I heard “She Loves You” yesterday.  It was only the squintillionth time I’ve heard the Beatlemania-defining tune, which long ago receded into whatever part of my brain is reserved for songs I will still sing along to at 96, during my final days in a nursing home.

But this time was different.  Instead of bobbing almost unheard in the background, as familiar tunes often do, this time I heard it with almost cosmic clarity.  The joyful guitar licks, Ringo’s thumping drumming, the giddily optimistic lyrics — all came rushing back, as if hearing it for the first time ever.

In fact, I first heard “She Loves You” in the early spring of 1964.  I was not yet a teenager, but back in those pre-helicopter-parent days I enjoyed freedom today’s students only dream about.  I rode my bike wherever I wanted; my bazillion High Point Road friends and I played outside all afternoon, with no adults in sight, and when we were hungry we wandered into someone’s house and found food.

Everywhere I went, I carried my transistor radio.  It was laughably large compared to today’s teeny iPods, but as fifth graders who had just discovered rock ‘n’ roll, our lives demanded a soundtrack.  The Beatles, and so many other wannabe bands, provided it.

I thought of all this yesterday because the weather reminded me so much of the first time I heard “She Loves You.”  Winter was almost gone, but spring had not yet settled in.  Both times the afternoon was chilly, the wind gusting, but the world was also filled with something fresh, something cleansing, something to look forward to.

Back in 1964, the Beatles provided that breath of fresh air.  Now, 45 years later, half the band is dead.  We’re all a bit jaded; some of us are worried, a few even terrified.  But for 2 minutes yesterday, music and weather combined to take me back to a moment when anything — all things — seemed possible.

And you know that can’t be bad.

8 responses to “Yeah, Yeah, Yeah

  1. Were you too young, or too busy — to hang out at the Record Hunter?
    I remember all the kids who did…

    • I absolutely hung out at the Record Hunter. Jay Flaxman was a significant influence on my musical education. He introduced me to Phil Ochs, Tom Paxton, Richie Havens, and many other artists I still revere.
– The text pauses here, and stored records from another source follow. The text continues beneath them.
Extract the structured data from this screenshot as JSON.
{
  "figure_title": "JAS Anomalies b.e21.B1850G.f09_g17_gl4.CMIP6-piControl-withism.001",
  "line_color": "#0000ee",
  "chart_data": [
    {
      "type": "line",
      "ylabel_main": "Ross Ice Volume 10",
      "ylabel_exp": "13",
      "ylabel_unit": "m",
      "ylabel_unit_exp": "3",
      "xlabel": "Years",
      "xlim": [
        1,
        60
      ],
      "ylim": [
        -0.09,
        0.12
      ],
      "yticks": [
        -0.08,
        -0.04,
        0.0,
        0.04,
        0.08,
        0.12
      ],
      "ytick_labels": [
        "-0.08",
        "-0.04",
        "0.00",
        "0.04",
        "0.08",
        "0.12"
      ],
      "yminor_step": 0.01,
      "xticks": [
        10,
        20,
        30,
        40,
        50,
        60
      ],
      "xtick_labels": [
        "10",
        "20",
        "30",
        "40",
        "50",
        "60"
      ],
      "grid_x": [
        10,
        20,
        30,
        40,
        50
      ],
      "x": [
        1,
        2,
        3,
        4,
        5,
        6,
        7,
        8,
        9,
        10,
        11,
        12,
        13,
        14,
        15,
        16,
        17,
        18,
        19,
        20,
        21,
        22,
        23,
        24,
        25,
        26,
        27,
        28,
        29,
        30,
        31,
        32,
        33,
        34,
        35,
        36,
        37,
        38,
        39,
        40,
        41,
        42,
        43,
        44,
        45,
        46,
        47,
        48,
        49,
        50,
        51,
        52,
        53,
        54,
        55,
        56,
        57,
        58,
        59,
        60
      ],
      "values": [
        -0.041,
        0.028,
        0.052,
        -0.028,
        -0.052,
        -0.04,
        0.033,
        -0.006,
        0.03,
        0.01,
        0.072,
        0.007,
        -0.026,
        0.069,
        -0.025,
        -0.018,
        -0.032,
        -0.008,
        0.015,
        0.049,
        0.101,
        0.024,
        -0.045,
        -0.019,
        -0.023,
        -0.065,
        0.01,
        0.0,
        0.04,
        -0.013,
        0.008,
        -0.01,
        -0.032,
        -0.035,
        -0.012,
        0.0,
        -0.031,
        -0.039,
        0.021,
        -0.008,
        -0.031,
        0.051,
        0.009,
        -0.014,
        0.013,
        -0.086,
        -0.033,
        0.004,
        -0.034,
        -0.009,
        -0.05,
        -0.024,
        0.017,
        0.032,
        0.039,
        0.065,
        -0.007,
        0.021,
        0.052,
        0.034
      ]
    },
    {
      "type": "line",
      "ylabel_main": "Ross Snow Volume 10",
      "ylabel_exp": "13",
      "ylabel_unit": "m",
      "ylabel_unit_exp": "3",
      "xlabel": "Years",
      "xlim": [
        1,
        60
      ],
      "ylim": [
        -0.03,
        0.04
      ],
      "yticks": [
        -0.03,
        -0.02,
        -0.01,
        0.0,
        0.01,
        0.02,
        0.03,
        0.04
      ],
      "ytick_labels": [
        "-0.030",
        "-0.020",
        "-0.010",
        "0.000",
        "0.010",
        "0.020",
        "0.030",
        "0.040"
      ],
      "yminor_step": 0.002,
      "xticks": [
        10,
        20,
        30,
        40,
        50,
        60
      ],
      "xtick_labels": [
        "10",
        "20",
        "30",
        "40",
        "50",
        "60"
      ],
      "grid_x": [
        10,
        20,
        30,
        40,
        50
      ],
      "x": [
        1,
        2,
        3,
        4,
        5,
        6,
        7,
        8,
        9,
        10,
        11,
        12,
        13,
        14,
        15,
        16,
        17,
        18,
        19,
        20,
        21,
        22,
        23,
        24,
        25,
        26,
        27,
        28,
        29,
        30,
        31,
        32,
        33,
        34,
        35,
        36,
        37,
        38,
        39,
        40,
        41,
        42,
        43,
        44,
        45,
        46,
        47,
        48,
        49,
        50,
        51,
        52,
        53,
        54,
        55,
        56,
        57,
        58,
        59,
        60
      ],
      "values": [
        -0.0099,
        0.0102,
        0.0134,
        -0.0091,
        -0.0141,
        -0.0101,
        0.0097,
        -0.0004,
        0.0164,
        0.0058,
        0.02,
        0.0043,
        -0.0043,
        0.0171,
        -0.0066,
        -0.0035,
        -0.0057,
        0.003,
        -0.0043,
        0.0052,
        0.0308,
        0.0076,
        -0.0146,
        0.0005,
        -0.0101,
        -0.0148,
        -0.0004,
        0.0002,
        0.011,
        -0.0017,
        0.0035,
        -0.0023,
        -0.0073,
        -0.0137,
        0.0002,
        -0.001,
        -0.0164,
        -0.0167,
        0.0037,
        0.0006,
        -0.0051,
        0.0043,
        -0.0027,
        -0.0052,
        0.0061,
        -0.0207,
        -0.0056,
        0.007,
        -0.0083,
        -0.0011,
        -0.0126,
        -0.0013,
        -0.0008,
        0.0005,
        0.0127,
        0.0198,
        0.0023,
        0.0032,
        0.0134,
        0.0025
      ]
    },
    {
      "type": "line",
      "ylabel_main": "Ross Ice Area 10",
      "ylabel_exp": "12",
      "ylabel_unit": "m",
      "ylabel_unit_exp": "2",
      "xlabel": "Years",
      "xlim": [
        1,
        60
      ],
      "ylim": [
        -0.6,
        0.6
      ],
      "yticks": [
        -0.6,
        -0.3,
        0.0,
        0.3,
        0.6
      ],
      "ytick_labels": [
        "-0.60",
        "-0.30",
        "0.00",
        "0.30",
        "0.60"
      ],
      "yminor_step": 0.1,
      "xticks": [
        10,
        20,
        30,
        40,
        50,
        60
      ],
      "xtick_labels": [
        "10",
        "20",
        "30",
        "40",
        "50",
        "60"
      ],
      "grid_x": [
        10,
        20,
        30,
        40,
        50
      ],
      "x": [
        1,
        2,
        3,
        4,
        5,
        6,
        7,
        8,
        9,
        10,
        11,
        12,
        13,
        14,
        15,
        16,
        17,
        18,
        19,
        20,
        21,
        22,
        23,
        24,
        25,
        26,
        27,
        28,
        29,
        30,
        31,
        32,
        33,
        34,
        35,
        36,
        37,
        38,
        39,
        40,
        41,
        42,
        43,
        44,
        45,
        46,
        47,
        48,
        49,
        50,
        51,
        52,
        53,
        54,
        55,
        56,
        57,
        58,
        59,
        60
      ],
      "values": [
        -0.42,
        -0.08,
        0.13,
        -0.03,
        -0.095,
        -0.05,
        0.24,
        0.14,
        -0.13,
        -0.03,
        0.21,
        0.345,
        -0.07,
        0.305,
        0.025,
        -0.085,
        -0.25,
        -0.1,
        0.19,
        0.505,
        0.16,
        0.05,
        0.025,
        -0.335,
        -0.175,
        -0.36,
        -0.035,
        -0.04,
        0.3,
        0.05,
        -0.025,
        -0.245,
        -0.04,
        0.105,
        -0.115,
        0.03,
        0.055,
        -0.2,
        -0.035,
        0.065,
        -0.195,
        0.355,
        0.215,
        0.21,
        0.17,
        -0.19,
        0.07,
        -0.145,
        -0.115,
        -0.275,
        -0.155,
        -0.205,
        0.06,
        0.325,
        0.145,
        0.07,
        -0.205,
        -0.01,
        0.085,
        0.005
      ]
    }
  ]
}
  2. Westport’s hippest moment. Talbot’s just doesn’t measure up…

  3. Judith Crowley

    I love it! I grew up on Robert Lane off Hogan Trail. We played ’til dark, chased the ice cream truck, had tag sales, traded clothes and toys and your article just brought back so many delicious memories of a great time to live in Westport. If you go down Hogan Trail today, it is as it was then. I take people down Hogan Trail to show them how all of Westport used to look.

  4. Paul Flaxman

    Hi Dan and Wendy – thanks for bringing me back to growing up in Westport. My Dad is doing well. He turns 80 tomorrow; I’ll be heading down to see him and will show him this thread. I used to ride my Schwinn stingray with the banana seat to my Dad’s store and, as you suggested Dan, we would just be on our own. Loved it. Thanks.

  5. Paul…..tell Jay that Wendy (then Gailmor) who worked at Remarkable remembers him with great affection. He was a dad to many floundering souls, and I saw it happen.

  6. Wendy, I’m sitting with my Dad right now and he has just read all this and has a big smile on his face. He remembers you well and very fondly. Thanks so much for your thoughts.

  7. But does he remember that I bought at least 20 copies of “Surrealistic Pillow” to give away?!